Director of Statistics Norway
- In office 1949–1980
- Preceded by: Arne Skaug
- Succeeded by: Arne Øien

Minister of Finance and Customs
- In office 23 April 1960 – 4 February 1963
- Prime Minister: Einar Gerhardsen
- Preceded by: Trygve Bratteli
- Succeeded by: Andreas Cappelen

Personal details
- Born: 27 September 1913 Stjørdal Municipality, Nord-Trøndelag, Norway
- Died: 12 January 2004 (aged 90) Oslo, Norway
- Party: Labour
- Spouse: Rannveig Bremer

= Petter Jakob Bjerve =

Norwegian politician (1913–2004)

Petter Jakob Bjerve (27 September 1913 – 12 January 2004) was a Norwegian economist, statistician and politician for the Labour Party. Prominent positions include director of Statistics Norway from 1949 to 1980, Norwegian Minister of Finance from 1960 to 1963, and president of the International Statistical Institute from 1971 to 1975.

==Career==
He was born in Stjørdal Municipality as a son of farmers Petter Jakob Bjerve, Sr. (1869–1928) and Kristine Arnstad (1870–1961). He married Rannveig Bremer, a daughter of Anders H. Bremer.

Bjerve attended secondary school in Orkdal Municipality, and was active in Clarté before joining the Labour Party. He studied under Ragnar Frisch at the University of Oslo, and graduated with the cand.oecon. degree in 1941. He studied at The American University, Washington DC from 1938 to 1939 and again in the US with a Rockefeller Foundation grant from 1947 to 1949. At the University of Oslo he worked as a research assistant from 1939 to 1940, teacher from 1941 to 1943 and research fellow from 1945 to 1949. He also held sporadic lectures between 1945 and 1960. He was also a visiting professor at Stanford University from 1954 to 1955. He was also a secretary in Statistics Norway from 1944 to 1945 and assistant secretary in the Norwegian Ministry of Finance. In 1949 he was hired as a director in Statistics Norway. He remained here until 1980. The exception was his period as Minister of Finance in Gerhardsen's Third Cabinet, from 23 April 1960 until his resignation on 4 February 1963. His doctorate thesis Planning in Norway 1947–1953 was finished in 1959, and he defended his thesis for the dr.philos. degree in 1962 while serving as Minister of Finance.

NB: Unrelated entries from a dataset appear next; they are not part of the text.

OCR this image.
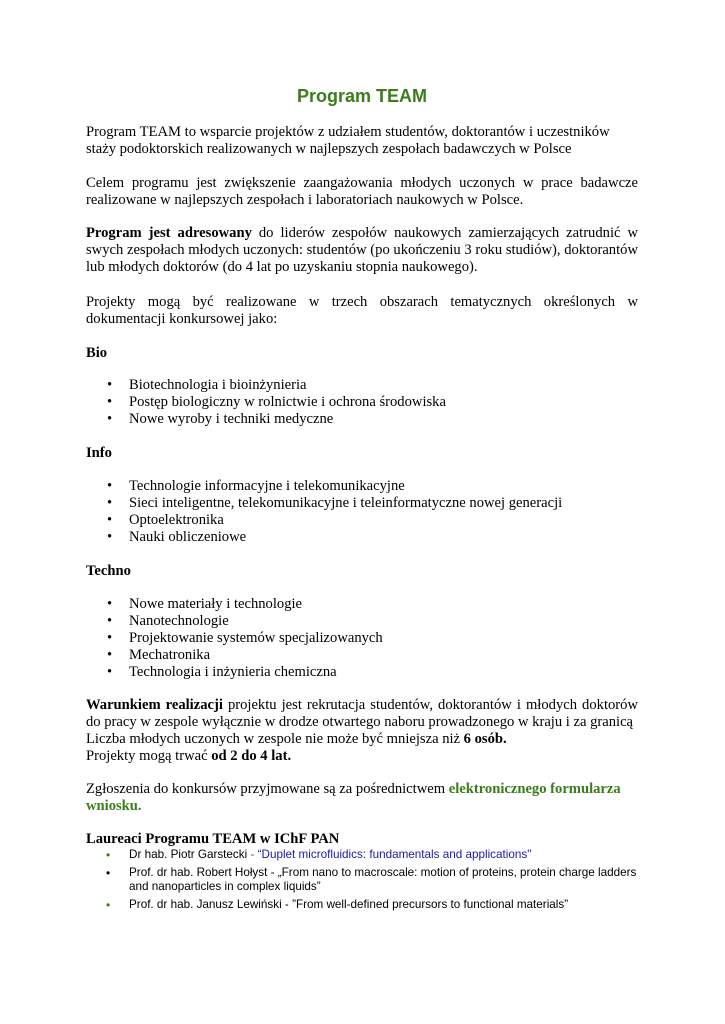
Program TEAM

Program TEAM to wsparcie projektów z udziałem studentów, doktorantów i uczestników staży podoktorskich realizowanych w najlepszych zespołach badawczych w Polsce

Celem programu jest zwiększenie zaangażowania młodych uczonych w prace badawcze realizowane w najlepszych zespołach i laboratoriach naukowych w Polsce.

Program jest adresowany do liderów zespołów naukowych zamierzających zatrudnić w swych zespołach młodych uczonych: studentów (po ukończeniu 3 roku studiów), doktorantów lub młodych doktorów (do 4 lat po uzyskaniu stopnia naukowego).

Projekty mogą być realizowane w trzech obszarach tematycznych określonych w dokumentacji konkursowej jako:

Bio

• Biotechnologia i bioinżynieria
• Postęp biologiczny w rolnictwie i ochrona środowiska
• Nowe wyroby i techniki medyczne

Info

• Technologie informacyjne i telekomunikacyjne
• Sieci inteligentne, telekomunikacyjne i teleinformatyczne nowej generacji
• Optoelektronika
• Nauki obliczeniowe

Techno

• Nowe materiały i technologie
• Nanotechnologie
• Projektowanie systemów specjalizowanych
• Mechatronika
• Technologia i inżynieria chemiczna

Warunkiem realizacji projektu jest rekrutacja studentów, doktorantów i młodych doktorów do pracy w zespole wyłącznie w drodze otwartego naboru prowadzonego w kraju i za granicą

Liczba młodych uczonych w zespole nie może być mniejsza niż 6 osób.

Projekty mogą trwać od 2 do 4 lat.

Zgłoszenia do konkursów przyjmowane są za pośrednictwem elektronicznego formularza wniosku.

Laureaci Programu TEAM w IChF PAN

• Dr hab. Piotr Garstecki - “Duplet microfluidics: fundamentals and applications"
• Prof. dr hab. Robert Hołyst - „From nano to macroscale: motion of proteins, protein charge ladders and nanoparticles in complex liquids”
• Prof. dr hab. Janusz Lewiński - ”From well-defined precursors to functional materials”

He was a prolific writer throughout his career. He was president of the International Statistical Institute from 1971 to 1975, and honorary member from 1986. He was an honorary member of Statistiska Föreningen in Stockholm from 1951, the Finnish Statistical Society from 1960, the American Statistical Association from 1964 and the Royal Statistical Society from 1967.
In 1964 he was elected as a Fellow of the American Statistical Association.

He was a board member of Norsk Regnesentral from 1958 to 1960, of Institutt for anvendt sosialvitenskapelig forskning from 1966 to 1981, of Statsøkonomisk Forening from 1950 to 1953, 1963 to 1967 and 1971 to 1974. He chaired Sosialistiske økonomers forening from 1965 to 1967 and the Chr. Michelsen Institute department of social sciences from 1982 to 1984.

Bjerve was also an adviser for governments and banks of Zambia, Pakistan, Sri Lanka, Bangladesh, Portugal, Italy and Zimbabwe, partly with a United Nations and International Labour Organization connection. He also held other positions within the United Nations and OECD systems.

He was also a board member of Riksskattestyret from 1959 to 1963, Dag og Tid from 1965 to 1967 and Ja til EF 1972, and chairman of Livstrygdelaget Andvake from 1979 to 1985.